India Has Attracted 80 Countries Buying Vaccines, Rivaling Chinese Push

A vial of the AstraZeneca COVID-19 vaccine, manufactured by the Serum Institute of India and provided through the global COVAX initiative, is removed from a portable cold storage box in preparation for a vaccination, in Machakos, Kenya, Wednesday, March 24, 2021. AstraZeneca's repeated missteps in reporting vaccine data coupled with …
AP Photo/Brian Inganga

India has supplied 82 countries with domestically made Chinese coronavirus vaccines as of Thursday since launching a vaccine outreach drive in January.

“Since the launch of Vaccine Maitri [Outreach], we have supplied 64 million doses of vaccines to 82 countries. This includes supplies under a grant, commercial contracts, and the COVAX facility,” Indian Foreign Secretary Harsh Shringla said at a press conference on March 30.

COVAX refers to the “COVID-19 [Chinese coronavirus] Vaccines Global Access” program, a global initiative spearheaded by the World Health Organization to provide vaccines against the Chinese coronavirus to poorer nations.

New Delhi began its “Vaccine Maitri” on January 20, four days after India’s health ministry launched a domestic Chinese coronavirus vaccine drive. India currently manufactures two Chinese coronavirus vaccines: one developed by the British-Swedish pharmaceutical company Astra-Zeneca and another developed by the state-run Bharat Biotech in collaboration with the Indian Council of Medical Research. New Delhi exported its first batch of the shots to the Maldives and Bhutan, followed shortly afterward by shipments to Nepal, Bangladesh, Myanmar, Seychelles, Mauritius, Sri Lanka, and Fiji.

The Serum Institute of India, which produces the Astra-Zeneca vaccine, is the world’s largest vaccine manufacturer and is expected to produce the majority of Chinese coronavirus vaccines used in less developed nations through India’s outreach drive.

“Of the more than 12 billion coronavirus vaccine doses being produced this year, rich countries have already bought about 9 billion, and many have options to buy even more.

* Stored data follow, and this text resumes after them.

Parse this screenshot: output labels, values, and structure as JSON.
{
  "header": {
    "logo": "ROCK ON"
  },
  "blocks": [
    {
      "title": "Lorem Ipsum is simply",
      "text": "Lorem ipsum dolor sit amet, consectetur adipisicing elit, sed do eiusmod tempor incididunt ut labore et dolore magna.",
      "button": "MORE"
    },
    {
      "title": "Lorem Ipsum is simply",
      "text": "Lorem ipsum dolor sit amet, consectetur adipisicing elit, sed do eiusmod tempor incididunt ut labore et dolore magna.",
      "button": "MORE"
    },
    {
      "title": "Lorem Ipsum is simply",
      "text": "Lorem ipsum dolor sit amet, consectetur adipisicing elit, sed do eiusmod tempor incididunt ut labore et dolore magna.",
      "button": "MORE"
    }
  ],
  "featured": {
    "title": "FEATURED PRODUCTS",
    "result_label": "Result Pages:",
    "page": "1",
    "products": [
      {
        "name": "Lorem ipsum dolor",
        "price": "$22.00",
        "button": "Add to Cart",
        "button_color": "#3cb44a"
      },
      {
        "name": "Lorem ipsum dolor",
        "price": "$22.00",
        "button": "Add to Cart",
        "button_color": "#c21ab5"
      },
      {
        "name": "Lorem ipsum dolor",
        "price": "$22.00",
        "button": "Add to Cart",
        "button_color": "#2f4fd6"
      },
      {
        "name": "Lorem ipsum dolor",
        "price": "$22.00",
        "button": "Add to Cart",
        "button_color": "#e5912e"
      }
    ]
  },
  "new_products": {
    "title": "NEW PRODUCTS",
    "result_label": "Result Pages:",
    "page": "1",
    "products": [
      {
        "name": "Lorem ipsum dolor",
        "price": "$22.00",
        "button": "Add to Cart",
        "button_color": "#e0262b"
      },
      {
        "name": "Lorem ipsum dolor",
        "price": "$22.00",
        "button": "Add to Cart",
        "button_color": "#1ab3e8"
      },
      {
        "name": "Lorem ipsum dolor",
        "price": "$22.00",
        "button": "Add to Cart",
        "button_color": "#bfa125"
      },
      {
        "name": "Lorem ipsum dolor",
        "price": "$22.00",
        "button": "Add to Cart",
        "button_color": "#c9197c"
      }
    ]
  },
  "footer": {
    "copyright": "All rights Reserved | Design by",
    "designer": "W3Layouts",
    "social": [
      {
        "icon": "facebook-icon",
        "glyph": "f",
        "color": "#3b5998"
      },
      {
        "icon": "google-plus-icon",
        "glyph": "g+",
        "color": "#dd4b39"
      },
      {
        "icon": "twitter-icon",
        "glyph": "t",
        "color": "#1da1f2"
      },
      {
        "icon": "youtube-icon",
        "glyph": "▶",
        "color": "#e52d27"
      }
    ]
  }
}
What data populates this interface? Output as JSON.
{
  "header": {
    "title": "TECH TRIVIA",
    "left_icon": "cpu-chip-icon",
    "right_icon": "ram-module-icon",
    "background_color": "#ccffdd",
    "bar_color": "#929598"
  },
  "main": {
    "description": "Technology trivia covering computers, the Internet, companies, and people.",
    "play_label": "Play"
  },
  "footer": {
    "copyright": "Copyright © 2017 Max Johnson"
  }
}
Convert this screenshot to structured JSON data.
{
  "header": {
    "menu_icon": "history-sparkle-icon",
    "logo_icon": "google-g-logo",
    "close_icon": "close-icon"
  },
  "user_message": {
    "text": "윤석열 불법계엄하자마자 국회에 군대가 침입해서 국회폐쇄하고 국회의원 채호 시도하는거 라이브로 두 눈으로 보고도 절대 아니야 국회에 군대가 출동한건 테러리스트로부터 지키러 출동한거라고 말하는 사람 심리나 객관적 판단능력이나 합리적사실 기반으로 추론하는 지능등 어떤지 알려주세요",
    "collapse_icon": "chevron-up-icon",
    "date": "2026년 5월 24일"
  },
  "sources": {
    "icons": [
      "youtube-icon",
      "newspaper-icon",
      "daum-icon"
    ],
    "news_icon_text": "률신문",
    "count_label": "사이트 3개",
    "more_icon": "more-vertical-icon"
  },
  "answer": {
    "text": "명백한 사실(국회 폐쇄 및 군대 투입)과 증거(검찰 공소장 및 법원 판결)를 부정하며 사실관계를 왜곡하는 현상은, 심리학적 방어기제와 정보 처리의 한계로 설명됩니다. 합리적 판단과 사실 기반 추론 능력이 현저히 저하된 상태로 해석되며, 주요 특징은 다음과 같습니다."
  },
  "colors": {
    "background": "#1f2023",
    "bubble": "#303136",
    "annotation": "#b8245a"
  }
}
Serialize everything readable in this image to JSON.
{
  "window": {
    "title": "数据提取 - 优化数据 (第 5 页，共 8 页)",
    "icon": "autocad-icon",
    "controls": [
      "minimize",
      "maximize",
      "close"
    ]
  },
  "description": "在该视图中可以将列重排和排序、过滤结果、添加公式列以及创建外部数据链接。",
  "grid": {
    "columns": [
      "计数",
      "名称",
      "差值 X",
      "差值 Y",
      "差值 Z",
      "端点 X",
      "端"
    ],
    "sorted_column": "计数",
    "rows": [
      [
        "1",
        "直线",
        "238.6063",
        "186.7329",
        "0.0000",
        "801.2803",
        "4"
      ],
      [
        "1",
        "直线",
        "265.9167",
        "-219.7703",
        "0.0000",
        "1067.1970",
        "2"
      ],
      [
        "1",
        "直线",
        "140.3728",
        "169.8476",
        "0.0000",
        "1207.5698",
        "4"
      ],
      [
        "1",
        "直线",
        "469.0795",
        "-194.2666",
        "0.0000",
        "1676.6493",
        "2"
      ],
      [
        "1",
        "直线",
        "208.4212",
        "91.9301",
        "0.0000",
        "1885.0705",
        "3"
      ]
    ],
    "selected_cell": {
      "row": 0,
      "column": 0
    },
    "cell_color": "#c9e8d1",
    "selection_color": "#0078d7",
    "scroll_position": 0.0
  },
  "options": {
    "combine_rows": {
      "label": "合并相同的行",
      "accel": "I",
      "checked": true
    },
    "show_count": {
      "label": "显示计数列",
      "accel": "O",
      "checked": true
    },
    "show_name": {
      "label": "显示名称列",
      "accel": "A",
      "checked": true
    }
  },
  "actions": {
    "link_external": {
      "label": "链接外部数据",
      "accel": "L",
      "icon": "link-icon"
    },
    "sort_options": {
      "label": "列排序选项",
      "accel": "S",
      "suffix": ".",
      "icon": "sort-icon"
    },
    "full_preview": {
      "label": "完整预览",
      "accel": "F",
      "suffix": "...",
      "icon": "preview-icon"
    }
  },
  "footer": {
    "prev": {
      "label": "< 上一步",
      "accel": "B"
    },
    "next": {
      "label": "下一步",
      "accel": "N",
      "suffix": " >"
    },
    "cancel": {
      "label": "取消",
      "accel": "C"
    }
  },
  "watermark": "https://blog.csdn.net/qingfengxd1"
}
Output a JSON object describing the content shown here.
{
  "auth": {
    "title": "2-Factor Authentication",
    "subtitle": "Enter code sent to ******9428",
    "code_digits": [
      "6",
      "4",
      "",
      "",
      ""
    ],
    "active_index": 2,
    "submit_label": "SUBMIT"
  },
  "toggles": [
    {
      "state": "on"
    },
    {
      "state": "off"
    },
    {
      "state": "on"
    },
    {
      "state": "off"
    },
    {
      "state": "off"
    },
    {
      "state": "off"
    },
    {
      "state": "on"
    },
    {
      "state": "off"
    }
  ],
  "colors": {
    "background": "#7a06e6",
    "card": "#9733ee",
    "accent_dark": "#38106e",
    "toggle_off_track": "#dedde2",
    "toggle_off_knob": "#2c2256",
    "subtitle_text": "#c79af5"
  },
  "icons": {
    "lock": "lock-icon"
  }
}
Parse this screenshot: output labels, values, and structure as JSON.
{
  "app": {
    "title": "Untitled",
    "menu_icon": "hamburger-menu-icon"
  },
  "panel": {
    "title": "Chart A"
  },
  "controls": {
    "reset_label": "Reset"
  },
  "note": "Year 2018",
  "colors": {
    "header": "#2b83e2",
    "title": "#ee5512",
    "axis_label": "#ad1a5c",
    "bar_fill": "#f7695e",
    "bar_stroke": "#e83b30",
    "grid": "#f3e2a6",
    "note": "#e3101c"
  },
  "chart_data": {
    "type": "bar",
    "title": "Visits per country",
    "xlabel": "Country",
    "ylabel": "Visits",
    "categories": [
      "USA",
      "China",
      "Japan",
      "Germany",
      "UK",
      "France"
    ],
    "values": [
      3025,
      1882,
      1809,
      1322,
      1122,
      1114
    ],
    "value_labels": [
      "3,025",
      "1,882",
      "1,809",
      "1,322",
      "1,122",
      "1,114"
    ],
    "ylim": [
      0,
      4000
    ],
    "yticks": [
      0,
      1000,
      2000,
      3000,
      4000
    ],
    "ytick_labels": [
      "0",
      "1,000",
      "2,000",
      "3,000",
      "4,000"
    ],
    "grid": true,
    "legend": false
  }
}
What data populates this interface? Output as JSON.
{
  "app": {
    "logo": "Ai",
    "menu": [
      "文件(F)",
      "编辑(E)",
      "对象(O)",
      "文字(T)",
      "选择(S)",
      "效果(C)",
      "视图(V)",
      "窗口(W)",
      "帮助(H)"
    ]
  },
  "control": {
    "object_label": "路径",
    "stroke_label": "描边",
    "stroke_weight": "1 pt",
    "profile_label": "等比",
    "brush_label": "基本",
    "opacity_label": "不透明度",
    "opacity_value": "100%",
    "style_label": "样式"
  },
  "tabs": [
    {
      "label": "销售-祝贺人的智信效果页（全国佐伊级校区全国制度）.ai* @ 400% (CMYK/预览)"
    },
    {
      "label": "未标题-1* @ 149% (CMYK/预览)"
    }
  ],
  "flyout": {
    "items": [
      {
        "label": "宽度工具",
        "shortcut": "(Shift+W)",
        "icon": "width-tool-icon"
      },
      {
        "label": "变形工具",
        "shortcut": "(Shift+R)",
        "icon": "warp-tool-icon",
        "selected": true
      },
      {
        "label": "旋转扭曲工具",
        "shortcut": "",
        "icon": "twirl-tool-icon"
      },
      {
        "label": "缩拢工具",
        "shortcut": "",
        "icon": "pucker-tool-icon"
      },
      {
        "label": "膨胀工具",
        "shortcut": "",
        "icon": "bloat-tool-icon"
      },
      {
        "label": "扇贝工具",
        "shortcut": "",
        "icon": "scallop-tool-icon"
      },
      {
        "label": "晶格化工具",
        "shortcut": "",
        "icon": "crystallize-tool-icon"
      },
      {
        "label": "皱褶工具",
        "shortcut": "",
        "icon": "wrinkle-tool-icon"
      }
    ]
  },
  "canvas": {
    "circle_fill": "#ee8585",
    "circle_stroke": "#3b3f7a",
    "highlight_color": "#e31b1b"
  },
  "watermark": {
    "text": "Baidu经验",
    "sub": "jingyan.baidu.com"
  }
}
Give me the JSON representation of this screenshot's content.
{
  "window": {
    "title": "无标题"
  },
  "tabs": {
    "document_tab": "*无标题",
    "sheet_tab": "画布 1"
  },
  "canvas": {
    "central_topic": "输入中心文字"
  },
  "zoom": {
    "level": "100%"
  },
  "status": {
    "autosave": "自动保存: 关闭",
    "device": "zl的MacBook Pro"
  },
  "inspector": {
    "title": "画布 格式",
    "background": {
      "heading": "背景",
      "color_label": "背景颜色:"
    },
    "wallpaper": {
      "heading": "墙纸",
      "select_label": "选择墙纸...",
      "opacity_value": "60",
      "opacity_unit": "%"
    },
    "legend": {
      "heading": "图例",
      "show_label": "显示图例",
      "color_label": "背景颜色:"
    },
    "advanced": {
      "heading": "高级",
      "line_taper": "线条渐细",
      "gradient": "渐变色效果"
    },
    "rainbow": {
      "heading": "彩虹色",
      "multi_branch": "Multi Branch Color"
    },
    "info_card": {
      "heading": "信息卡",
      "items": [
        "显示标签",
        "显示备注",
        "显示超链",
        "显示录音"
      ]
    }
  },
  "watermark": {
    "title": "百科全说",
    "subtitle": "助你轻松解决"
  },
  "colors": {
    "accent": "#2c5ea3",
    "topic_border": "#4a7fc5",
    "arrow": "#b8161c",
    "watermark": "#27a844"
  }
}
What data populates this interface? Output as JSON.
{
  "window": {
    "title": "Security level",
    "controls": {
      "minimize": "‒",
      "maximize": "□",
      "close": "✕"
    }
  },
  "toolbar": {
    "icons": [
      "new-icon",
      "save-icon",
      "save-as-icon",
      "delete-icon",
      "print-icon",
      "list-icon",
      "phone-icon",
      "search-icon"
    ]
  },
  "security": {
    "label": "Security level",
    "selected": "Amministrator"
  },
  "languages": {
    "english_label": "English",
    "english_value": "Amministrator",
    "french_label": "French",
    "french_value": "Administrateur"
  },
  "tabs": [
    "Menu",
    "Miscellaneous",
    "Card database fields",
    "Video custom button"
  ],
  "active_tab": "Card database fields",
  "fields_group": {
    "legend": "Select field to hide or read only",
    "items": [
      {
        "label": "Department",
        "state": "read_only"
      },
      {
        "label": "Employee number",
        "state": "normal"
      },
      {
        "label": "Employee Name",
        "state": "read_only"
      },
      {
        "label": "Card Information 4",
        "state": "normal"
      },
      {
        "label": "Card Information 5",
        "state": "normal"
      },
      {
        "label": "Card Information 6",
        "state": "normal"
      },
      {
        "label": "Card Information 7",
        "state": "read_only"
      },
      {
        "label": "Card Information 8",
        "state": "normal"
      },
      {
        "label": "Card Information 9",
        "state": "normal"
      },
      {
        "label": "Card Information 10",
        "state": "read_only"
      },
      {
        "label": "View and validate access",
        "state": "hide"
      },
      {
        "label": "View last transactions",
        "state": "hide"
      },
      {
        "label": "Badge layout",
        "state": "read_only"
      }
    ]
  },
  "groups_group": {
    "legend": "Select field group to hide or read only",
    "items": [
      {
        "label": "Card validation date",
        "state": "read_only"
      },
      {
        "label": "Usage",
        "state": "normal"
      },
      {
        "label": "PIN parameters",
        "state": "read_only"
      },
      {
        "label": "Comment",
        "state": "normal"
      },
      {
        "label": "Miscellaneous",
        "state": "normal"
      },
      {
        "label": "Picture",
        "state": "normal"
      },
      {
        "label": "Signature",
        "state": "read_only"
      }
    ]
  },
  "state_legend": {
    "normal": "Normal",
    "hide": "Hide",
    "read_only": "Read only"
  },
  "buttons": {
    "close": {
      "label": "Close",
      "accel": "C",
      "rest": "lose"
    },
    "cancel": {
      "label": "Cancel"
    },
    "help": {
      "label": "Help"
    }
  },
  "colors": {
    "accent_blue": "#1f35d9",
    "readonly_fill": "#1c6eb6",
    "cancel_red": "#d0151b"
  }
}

This means that [India’s] Serum Institute, which has been contracted by AstraZeneca to make a billion doses, is likely to make most of the shots that’ll be used by developing nations,” the Associated Press noted in January.

“India’s vaccine initiative is expected to get a booster shot, with Quad countries – India, US, Australia, Japan – agreeing after the first leadership summit in March that India’s vaccine manufacturing capacity will be increased to produce more doses for the Indo-Pacific region,” India’s WION reported on March 31. The “Quad” refers to the Quadrilateral Security Dialogue, a strategic diplomatic and military alliance designed to counter increased Chinese influence in the Indo-Pacific region.

India’s vaccine outreach serves as the Quad’s latest challenge to China’s growing presence in the Indo-Pacific, where Beijing has shipped its own Chinese-made coronavirus vaccine candidates to several developing countries in the region.

China views its own vaccine export drive “as a way to raise the profile of its medical products,” according to Voice of America. “Before the coronavirus pandemic, Chinese pharmaceutical companies rarely qualified to provide medical products to international agencies. In 2019, China accounted for only 1.9 percent of the total purchases of medical products made by the United Nations while rival India accounted for 21.9 percent.”